I can get to the venue for my class on my own. This is a feat as the streets here are ancient and narrow and mazey, but we sussed out a route. We also sussed out a route to my next week’s venue as several people have a class there this week. Score.
I’m going to miss a few places in Victoria while I’m out of the country. The Thrifty foods by my house. The dance studio. The library. I don’t go to the library very often (I go to the downtown branch) but I was there the other day returning a book before I left so I didn’t have to pay a fine and I appreciated how nice it is to be in a familiar place.
I was at my neighbourhood Thrifty foods this morning to pick up some candied ginger and again, I looked around, and noted that I wouldn’t be visiting for a few weeks and I was pleased to be breaking my routine for a little while.

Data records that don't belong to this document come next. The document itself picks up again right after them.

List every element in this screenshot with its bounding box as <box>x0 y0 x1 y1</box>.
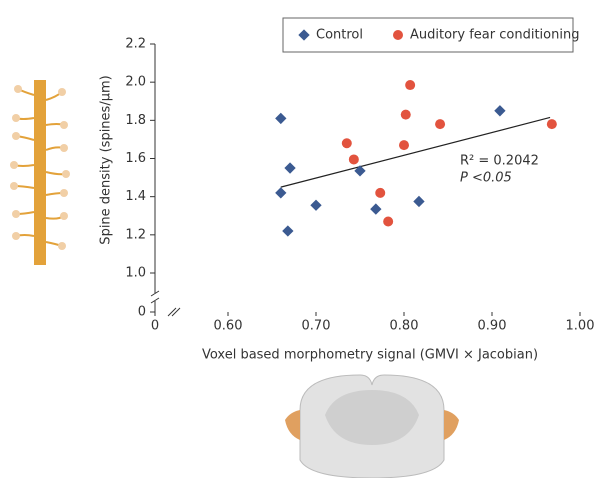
data-point <box>546 119 557 130</box>
data-point <box>310 199 322 211</box>
legend-label: Control <box>316 28 363 43</box>
data-point <box>400 109 411 120</box>
legend-label: Auditory fear conditioning <box>410 28 579 43</box>
x-tick-label: 0.80 <box>390 319 419 334</box>
y-tick-label: 1.6 <box>125 151 146 166</box>
data-point <box>413 195 425 208</box>
x-tick-label: 0.90 <box>478 319 507 334</box>
trend-line <box>280 116 551 188</box>
y-tick-label: 0 <box>138 305 146 320</box>
data-point <box>341 138 352 149</box>
brain-illustration <box>285 374 459 479</box>
data-point <box>494 105 506 117</box>
y-tick-label: 2.2 <box>125 37 146 52</box>
axis-break <box>167 307 177 317</box>
y-axis-label: Spine density (spines/µm) <box>99 75 114 244</box>
data-point <box>348 154 359 165</box>
x-axis-label: Voxel based morphometry signal (GMVI × J… <box>202 348 538 363</box>
data-point <box>354 165 366 177</box>
data-point <box>375 187 386 198</box>
data-point <box>284 162 296 174</box>
x-tick-label: 1.00 <box>566 319 595 334</box>
data-point <box>435 119 446 130</box>
data-point <box>370 203 382 215</box>
data-point <box>282 225 294 237</box>
x-tick-label: 0 <box>151 319 159 334</box>
x-tick-label: 0.60 <box>214 319 243 334</box>
axis-break <box>150 297 160 304</box>
y-tick-label: 1.2 <box>125 227 146 242</box>
y-tick-label: 2.0 <box>125 75 146 90</box>
axis-break <box>150 290 160 297</box>
x-tick-label: 0.70 <box>302 319 331 334</box>
data-point <box>383 216 394 227</box>
data-point <box>405 80 416 91</box>
dendrite-illustration <box>10 80 70 265</box>
y-tick-label: 1.0 <box>125 266 146 281</box>
axis-break <box>171 307 181 317</box>
annotation: P <0.05 <box>460 171 512 186</box>
data-point <box>275 112 287 125</box>
y-tick-label: 1.8 <box>125 113 146 128</box>
annotation: R² = 0.2042 <box>460 154 539 169</box>
y-tick-label: 1.4 <box>125 189 146 204</box>
data-point <box>399 140 409 151</box>
legend-marker <box>393 30 403 40</box>
legend-box <box>282 17 574 53</box>
data-point <box>275 187 287 199</box>
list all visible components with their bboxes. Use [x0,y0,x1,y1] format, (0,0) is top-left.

But I’ll get back to it soon, and then I’ll be pleased to get back to it.
I’ve spent the late afternoon today at the Vancouver airport. We arrived 4.5 hours early for our flight. This is entirely due to us taking the ferry over: always take an earlier ferry, just in case.
I’m traveling with 3 other smart women, so that’s why my pronoun might occasionally switch.
I’m about to board my first plane: one to London, then the second to Madrid. I’m going to nest in and have a cozy overnight flight. I have a Chatelaine magazine to read and Melatonin. Good night.